First, President Clinton should secure the nation's borders and in the process help the urban poor for a change -- by sending all those who repeatedly hire illegals to jail.
Second, he should remain resolute in his commitment to welfare reform, but find the means to reduce adult dependency without increasing childhood misery.
Third, he should always remember that Presidents earn the mantle of greatness, not by doing many things competently, or by being politically unsinkable, but by doing one or two great deeds out of moral conviction and by sheer force of will.
But this week, turning his attention to international policy, peace and war, Professor Patterson gets it all wrong.
Following the big-lie propaganda-line of the hard left, he first advances the mendacious claim that President Bush's emphasis on bringing freedom to the oppressed Iraqi people was a late bait-&-switch:
Once President Bush was beguiled by this argument he began to sound like a late-blooming schoolboy who had just discovered John Locke, the 17th-century founder of liberalism. In his second inaugural speech, Mr. Bush declared “complete confidence in the eventual triumph of freedom ... because freedom is the permanent hope of mankind, the hunger in dark places, the longing of the soul.”
Patterson then repeats the oft-heard claim that the more highly pigmented races of man don 't know what it means to be free, and don't necessarily like freedom when they meet it:
Those of us who cherish liberty hold as part of the rhetoric that it is “written in our heart,” an essential part of our humanity. It is among the first civic lessons that we teach our children. But such legitimizing rhetoric should not blind us to the fact that freedom is neither instinctive nor universally desired, and that most of the world’s peoples have found so little need to express it that their indigenous languages did not even have a word for it before Western contact. It is, instead, a distinctive product of Western civilization, crafted through the centuries from its contingent social and political struggles and secular reflections, as well as its religious doctrines and conflicts.
But his biggest mistake is to think that the tyrants of the world, who rule their peoples through the cruelty of democide, can be dislodged without the conflict that even Thomas Jefferson knew would always be required:
Acknowledging the Western social origins of freedom in no way implies that we abandon the effort to make it universal. We do so, however, not at the point of a gun but by persuasion — through diplomacy, intercultural conversation and public reason, encouraged, where necessary, with material incentives. From this can emerge a global regime wherein freedom is embraced as the best norm and practice for private life and government.
The best you can say about this advice is that it is fatuous.

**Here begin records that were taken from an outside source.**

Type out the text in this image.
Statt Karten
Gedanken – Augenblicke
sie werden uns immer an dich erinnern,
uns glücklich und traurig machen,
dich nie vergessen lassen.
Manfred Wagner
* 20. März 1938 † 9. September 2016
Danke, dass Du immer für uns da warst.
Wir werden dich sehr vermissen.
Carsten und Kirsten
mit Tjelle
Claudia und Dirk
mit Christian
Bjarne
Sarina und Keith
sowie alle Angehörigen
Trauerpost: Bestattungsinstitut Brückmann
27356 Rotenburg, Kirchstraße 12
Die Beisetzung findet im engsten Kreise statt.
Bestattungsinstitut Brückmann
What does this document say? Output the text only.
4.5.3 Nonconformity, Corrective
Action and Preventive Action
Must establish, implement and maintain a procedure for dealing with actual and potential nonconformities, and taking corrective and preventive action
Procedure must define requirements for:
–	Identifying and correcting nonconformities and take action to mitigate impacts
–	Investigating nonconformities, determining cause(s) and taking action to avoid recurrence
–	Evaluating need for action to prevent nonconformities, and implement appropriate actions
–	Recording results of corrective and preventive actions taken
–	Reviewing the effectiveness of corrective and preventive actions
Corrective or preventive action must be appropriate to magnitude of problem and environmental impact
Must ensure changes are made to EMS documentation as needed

Sure, there have always been many who advocated such "intercultural conversation."
The Copperheads and the Peace Democrats urged it on Abraham Lincoln.
But, if Abraham Lincoln had agreed to respond to the secession of the slave-holding states with mere diplomacy, persuasion, and "intercultural conversation," then slaves across the South would be picking cotton still.
Lincoln's attitude was altogether different. In the Second Inaugural Address, he put it this way:
Fondly do we hope, fervently do we pray, that this mighty scourge of war may speedily pass away.
Yet, if God wills that it continue until all the wealth piled by the bondsman's two hundred and fifty years of unrequited toil shall be sunk, and until every drop of blood drawn with the lash shall be paid by another drawn with the sword, as was said three thousand years ago, so still it must be said "the judgments of the Lord are true and righteous altogether."
Like Professor Patterson, the Punditarian hopes that the mighty scourge of war may speedily pass away from the marshes, deserts, and mountains of Iraq.
But enduring that scourge is still preferable to abandoning the Iraqi people to the perpetual violence of tyrants, fanatics, and criminals.